Ma, come abbiamo già detto, l’aspetto più interessante della mozione è che chi l’ha preparata non si è limitato alle proteste. Ha lavorato di fino, andando a cercare dati e numeri in grado di documentare la beffa operata ai danni del Sud e i danni prodotti dal “meccanismo perequativo” che come abbiamo detto non lungi dal perequare, aggrava piuttosto i divari.
Per dimostrare tutto questo, Sciagura ha messo a confronto i dati di due comuni meridionali – Altamura e Foggia – con quelli di due comuni settentrionali di pari dimensione e classe demografica – Imola e Rimini. Il risultato è a dir poco sconcertante.
A questo punto è il caso di riportare integralmente i passaggi del documento che illustrano con grande dovizie di dati come il federalismo fiscale si sta rivelando per il Mezzogiorno una grande truffa.

Il calcolo dei fabbisogni standard del Comune di Altamura per il 2015 appare penalizzante rispetto ad altri comuni con un’analoga popolazione (70.000 abitanti). Infatti in base ai dati di OPENCIVITAS sito del Ministero dell’Economia e Finanze, ad Altamura sono riconosciuti fabbisogni 3,3 milioni circa di euro sull’istruzione, 5,8 milioni di euro per i servizi sociali e 0 per gli asili nido; mentre a Imola (69.000 abitanti) i valori riconosciuti sono di 5,4 milioni di euro per l’istruzione, 7,8 milioni di euro per i servizi sociali e 4,5 milioni di euro per gli asili nido. Quindi il fabbisogno totale riconosciuto ad Imola è di 48,3 milioni di euro per cui il Comune romagnolo spendendone (spesa storica) 46 milioni di euro risulta essere un Comune virtuoso spendendo meno del suo fabbisogno; ad Altamura, con una popolazione numericamente analoga, viene riconosciuto un fabbisogno di 34,3 milioni di euro e con una spesa storica di 38,8 milioni di euro viene definito un Comune non virtuoso perché spende 4,5 milioni in più, anche se il suo fabbisogno standard è di 7 milioni di euro inferiore a quello di Imola.

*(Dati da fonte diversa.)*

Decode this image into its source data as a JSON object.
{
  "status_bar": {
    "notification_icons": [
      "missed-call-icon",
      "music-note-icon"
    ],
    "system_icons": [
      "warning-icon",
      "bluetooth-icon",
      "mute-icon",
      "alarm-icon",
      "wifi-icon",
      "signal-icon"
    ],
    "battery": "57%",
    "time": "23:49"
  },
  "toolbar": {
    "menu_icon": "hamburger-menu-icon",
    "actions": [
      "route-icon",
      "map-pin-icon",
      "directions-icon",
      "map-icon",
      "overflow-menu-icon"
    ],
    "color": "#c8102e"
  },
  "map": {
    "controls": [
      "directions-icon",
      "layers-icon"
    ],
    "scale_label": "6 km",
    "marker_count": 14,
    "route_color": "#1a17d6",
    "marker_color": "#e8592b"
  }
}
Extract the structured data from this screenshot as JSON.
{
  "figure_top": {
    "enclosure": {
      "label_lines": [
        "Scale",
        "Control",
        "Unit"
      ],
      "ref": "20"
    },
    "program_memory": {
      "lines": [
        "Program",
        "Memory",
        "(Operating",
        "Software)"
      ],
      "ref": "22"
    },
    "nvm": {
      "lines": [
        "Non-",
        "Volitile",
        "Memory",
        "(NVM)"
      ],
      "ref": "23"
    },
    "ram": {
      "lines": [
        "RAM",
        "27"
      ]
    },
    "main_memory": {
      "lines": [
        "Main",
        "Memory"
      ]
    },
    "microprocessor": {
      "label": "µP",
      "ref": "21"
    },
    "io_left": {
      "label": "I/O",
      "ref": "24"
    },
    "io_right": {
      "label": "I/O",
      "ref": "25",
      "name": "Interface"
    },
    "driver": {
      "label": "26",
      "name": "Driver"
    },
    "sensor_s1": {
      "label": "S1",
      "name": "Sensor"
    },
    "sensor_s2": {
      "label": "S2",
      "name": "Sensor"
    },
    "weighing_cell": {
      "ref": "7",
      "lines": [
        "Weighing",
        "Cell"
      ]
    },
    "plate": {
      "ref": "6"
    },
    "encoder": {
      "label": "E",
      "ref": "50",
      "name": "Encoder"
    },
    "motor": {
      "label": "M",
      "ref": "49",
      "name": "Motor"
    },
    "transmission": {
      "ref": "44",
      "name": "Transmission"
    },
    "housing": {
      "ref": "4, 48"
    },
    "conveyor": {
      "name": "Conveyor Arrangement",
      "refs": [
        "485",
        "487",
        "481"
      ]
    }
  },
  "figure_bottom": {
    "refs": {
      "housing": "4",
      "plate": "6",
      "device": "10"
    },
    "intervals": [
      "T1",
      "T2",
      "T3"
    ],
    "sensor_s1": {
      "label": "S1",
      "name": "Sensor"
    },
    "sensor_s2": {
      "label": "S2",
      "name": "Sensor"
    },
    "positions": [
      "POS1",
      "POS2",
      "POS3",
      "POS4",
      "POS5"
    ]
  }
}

In sostanza Altamura, non avendo in passato creato asili nido per i figli dei sui cittadini, risulterà in quell’ambito che il suo fabbisogno, sarà assurdamente ZERO.

IL CASO FOGGIA-RIMINI

L’ altro esempio che vogliamo portare è quello della nostra città Foggia (151.000 abitanti, che ha aderito al salva-enti e pertanto in situazione di amministrazione controllata) il suo fabbisogno standard generale è valutato in circa 88 milioni di euro, la spesa storica ammonta a circa 111 milioni di euro, quindi con 23 milioni di euro di passività il nostro Comune non è assolutamente virtuoso e ha livelli di spesa molto alti (9 su 10). Per confronto viene preso il Comune di Rimini (148.000 abitanti circa) un quasi analogo numero di abitanti, il fabbisogno standard riconosciuto ammonta a 121.500.000 euro la sua spesa storica è di 150 milioni di euro, passività per 28,5 milioni di euro quindi anche questo non è un Comune virtuoso con livelli di spesa molto alti (9 su 10) . A questo punto è giusto capire perché il fabbisogno standard di Rimini venga valutato più alto di quello di Foggia di 35 ML di €, . Prendiamo anche qui in considerazione gli asili nido: Dati ISTAT, Foggia ha, al 1 gennaio 2018, un numero di bambini tra 0 e 3 anni di 3612 unità, Rimini al 1 gennaio 2018 ha 3504 bambini tra 0 e 3 anni, cioè un’età idonea ad usufruire del servizio di asilo nido. A questo punto ci aspetteremmo un uguale fabbisogno standard calcolato, per le due città, inerente a questo servizio, niente di più errato, Foggia gli viene calcolato un fabbisogno standard per questo servizio di poco più di 346.000 €, per Rimini il fabbisogno standard calcolato è di 4.852.481 €, questa assurda differenza è dovuto al numero di asili nido che sono presenti. Quindi non si tiene presente del numero di bambini che avrebbero diritto al servizio ma al fatto che se non c’è il servizio non c’è fabbisogno. A nessuno è mai venuto in mente che quel servizio ha un costo, purtroppo per contenimento della spesa quel servizio non si può dare. Questo avviene perché non sono stati fissati i LEP che avrebbero dovuto individuare una percentuale minima, di bambini, a cui dare il servizio. A dire la verità un’indicazione chiara era stata data, nel decreto del Presidente del Consiglio dei Ministri del 27 marzo 2016 il dato individuato era il 12%, ma questo non ha indotto mai chi di dovere a approvare i LEP per gli asili nido con quella percentuale.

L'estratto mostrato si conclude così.